Further and with regard to the financial return for digital pathology projects, one caution I would put forward to departmental leaders is not to promise a rapid return on investment. This is because of the broad organizational changes that will be required to optimize surgical pathology workflow under digital. Also and like many other deployments of emerging technology, digital pathology projects are subject to the S-curve whereby productivity gains are initially slow for early adopters because users are initially unfamiliar with the technology (Innovation and the S-Curve). Efficiency gains then become easier and more rapid as an organization works toward the rapidly ascending portion of the S-curve.
Barry's second point is that "technology phobia" may be inhibiting the deployment of digital pathology. If you were to ask me which departments/units in a hospital are the main "repositories and adopters" of new technology and science, I would respond with the following five: pathology/lab medicine, radiology, cardiology, oncology, and the operating rooms. Thus, if the leaders of a pathology department tend to feel phobic and inhibited by digital pathology, I would suggest that perhaps they are misplaced in the organizational hierarchy and should step aside to allow others to lead the high-tech projects that require major capital investments.
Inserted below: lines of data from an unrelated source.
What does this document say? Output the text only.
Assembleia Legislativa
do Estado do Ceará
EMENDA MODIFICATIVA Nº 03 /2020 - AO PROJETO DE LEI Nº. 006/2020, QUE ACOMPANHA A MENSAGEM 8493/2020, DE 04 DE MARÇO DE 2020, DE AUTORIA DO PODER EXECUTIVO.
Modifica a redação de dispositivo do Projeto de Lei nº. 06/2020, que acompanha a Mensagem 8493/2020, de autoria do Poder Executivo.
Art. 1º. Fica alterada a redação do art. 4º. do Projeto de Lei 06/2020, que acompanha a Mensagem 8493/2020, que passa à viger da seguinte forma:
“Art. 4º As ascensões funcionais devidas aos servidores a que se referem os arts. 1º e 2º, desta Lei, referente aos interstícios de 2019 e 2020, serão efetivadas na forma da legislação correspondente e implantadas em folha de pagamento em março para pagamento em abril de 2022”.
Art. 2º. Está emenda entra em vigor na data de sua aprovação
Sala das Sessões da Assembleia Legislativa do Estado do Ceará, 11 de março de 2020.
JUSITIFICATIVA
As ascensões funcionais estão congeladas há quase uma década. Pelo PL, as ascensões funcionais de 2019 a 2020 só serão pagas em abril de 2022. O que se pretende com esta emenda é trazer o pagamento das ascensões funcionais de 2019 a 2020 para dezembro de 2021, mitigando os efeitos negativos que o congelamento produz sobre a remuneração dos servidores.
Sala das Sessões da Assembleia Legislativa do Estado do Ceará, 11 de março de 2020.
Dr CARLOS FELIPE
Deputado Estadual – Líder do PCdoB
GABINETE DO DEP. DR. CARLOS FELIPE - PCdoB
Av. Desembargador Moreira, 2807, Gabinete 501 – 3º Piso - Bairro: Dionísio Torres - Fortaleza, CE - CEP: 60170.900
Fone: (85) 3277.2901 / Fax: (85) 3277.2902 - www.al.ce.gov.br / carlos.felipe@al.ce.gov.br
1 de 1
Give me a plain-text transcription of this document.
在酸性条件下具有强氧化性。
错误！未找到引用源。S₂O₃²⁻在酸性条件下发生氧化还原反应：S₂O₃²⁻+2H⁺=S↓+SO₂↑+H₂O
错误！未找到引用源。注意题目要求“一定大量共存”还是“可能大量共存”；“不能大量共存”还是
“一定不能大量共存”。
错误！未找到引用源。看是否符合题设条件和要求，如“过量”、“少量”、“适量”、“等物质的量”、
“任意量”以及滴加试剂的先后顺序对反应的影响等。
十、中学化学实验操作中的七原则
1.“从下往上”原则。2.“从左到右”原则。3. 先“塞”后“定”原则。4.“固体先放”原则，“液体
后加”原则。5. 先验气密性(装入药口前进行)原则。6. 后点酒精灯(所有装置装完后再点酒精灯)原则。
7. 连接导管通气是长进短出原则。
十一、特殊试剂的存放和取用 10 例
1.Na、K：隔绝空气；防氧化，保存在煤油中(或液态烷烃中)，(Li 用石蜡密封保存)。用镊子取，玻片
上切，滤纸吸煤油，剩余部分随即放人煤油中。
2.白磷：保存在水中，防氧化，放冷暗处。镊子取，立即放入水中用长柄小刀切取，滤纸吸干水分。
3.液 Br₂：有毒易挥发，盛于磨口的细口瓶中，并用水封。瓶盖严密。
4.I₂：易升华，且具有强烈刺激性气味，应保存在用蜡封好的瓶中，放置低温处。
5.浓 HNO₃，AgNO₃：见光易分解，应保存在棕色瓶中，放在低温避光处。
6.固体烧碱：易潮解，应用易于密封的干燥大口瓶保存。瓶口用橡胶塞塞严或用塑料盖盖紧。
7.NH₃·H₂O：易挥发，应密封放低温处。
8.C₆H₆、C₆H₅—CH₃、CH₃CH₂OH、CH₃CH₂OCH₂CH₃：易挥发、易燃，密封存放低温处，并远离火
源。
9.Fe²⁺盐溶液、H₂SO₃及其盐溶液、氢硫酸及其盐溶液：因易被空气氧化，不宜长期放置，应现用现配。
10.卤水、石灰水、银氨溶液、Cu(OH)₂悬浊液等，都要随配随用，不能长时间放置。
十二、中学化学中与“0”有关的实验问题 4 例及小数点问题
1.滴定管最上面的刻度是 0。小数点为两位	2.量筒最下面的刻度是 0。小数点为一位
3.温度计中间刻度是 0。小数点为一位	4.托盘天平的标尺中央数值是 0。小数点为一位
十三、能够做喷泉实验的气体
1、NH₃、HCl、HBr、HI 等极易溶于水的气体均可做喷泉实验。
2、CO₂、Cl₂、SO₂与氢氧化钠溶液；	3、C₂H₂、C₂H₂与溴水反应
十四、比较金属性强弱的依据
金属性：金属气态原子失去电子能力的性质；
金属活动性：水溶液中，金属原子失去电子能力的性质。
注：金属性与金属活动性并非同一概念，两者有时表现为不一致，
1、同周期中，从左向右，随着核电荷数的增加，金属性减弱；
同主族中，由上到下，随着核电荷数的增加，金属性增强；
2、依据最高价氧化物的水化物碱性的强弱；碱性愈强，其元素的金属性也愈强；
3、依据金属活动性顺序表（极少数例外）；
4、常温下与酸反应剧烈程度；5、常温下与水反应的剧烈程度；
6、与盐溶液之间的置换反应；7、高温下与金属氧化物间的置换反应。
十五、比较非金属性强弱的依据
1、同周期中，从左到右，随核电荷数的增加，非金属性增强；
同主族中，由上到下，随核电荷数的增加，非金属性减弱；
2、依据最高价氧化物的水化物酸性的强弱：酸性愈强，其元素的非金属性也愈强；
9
The first argument is NOT very strong at all in practice. Caution is appropriate. Original slide review is still needed is many critical or difficult cases, because slides are far better optically, more data, and with higher resolution. Some objects can only be seen when the microscope is defined- condenser adjusted or polarizer added.
For example, small objects like fungal hyphae and bacteria may be nearly invisible in scanned images. Distinguishing
Merkel cell carcinoma from Basal cell carcinoma may be difficult. For those reasons original slide review workflow is still needed.
Second, for practical purposes most labs will need N+1 scanners (1 extra backup when a scanner is down or being serviced). Third, we have determined results can be comparable, but we have NOT YET determined where the scanning technology fails or interpretations can be prone to error.
"Given that whole slide images are highly portable, large health systems have the opportunity to modify their surgical pathology workflow. Glass slides no longer need to be transported to the relevant in-house speciality pathologist or outside consultant."